Endore snorted, riffled the slips like a deck of cards, clipped them together again and replaced them in the attaché case. Kipling had said it all when the subject matter was the English and Duty. Your’s not to reason why, your’s just to do and die—dear old empirical Rudyard, rest his hallowed bones, or was that Tennyson.
Still, it would make damn finer sense if there was less buttoning down at the Home Office and a bit more of cards on the table. Why must a man go stumbling about in the dark, not knowing the nature of the game being played? Blindman’s buff—indeed!
Endore stalked about the room. Restless, feverish for some activity. He strode to the windows, parted the drapes and stared out down toward the sandy, curving shoreline of the beach. Waikiki. He could see the surfboarders weaving, riding high on the incoming breakers. Pleasure ships, yachts, skiffs and sloops moved along the blue horizon, their sails shining creamy-white in the blaze of sunlight. Along the beach itself, a veritable horde of bathers, sun-worshipers, men, women and children choked the dunes with their blankets, umbrellas and beach paraphernalia. Endore sighed wistfully. The bronze of his body was no mockery. He was a fine swimmer, once having won a trophy in his senior year at Cambridge. Regretfully, Endore let the drapes fall. A swim would pose an enormous security problem. All those strangers down there and his own phalanx of protective agents—the “ring of flesh” Winnie had called it once—would be hard put to guarantee his safety and well-being.

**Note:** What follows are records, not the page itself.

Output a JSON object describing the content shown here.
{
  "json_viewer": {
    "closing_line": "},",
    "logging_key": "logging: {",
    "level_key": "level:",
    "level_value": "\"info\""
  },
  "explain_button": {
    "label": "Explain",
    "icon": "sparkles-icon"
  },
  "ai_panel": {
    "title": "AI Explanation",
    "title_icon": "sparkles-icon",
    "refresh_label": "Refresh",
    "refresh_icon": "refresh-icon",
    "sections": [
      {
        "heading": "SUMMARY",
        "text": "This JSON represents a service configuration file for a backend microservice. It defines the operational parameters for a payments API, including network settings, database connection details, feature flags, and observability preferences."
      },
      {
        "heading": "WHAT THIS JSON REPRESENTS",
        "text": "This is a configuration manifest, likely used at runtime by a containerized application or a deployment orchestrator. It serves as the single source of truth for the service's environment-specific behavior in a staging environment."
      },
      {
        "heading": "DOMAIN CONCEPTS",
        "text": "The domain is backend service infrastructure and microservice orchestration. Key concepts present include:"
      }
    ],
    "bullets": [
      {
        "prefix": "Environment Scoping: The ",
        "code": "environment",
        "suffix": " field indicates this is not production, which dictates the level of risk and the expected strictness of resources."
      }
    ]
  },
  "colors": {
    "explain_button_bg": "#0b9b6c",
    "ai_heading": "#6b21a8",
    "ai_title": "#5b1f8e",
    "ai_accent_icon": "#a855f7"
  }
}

The room was air-conditioned, at any rate. One had to be thankful for small favors. Even of an undiplomatic nature.
The phone in the suite rang. Almost grateful for the interruption, Endore fairly pounced on the instrument. It was Carraway, his secretary. The title was a misnomer of whopping proportions. Oh, Carraway could take dictation
, receive callers and all that, but he was also a dead shot with a pistol and had served with Monty in Africa as a tank commander, winning honors at El Alamein.
“Bad news I’m afraid, sir.”
“Go on.”
“Miss Endore is in the lobby downstairs. Here, sir.”
Rogers Endore was speechless for a historic moment in his career as a public servant.
“Your daughter, sir. She won’t take no for an answer—”
Endore swore. Lustily and loudly. Even his mild distaste and apathy for his current expedition of intrigue had not brought him to utter an indelicate Cockney oath.
“Right, sir,” Carraway said blankly, waiting patiently for instructions.
“Dammit, how did she get here? What fool in London let her come? The last thing I need is Myra on my hands—”
“Quite, sir. I’ll ring up and see if I can find out anything pertinent. Meanwhile—”
“Yes, yes. Send her on up, Carraway. Is she all right?” At last, a deeply buried parental concern came surging to the crest of Endore’s feelings. “Nothing wrong?”
Carraway took a beat before answering.
“If you’ll forgive my saying so, sir, if all the women of this beknighted universe looked like Myra Endore, there’d be very little to tell the judge.”
Rogers Endore chuckled. Carraway was right, of course. Dead on target. Myra, bless her, was one of the reigning beauties of Europe. The spit and image of her dead mother.
“Send the hellcat up,” he barked into the transmitter. “She’ll be in the way certainly but I can’t send her packing without at least a stern word or two, eh?”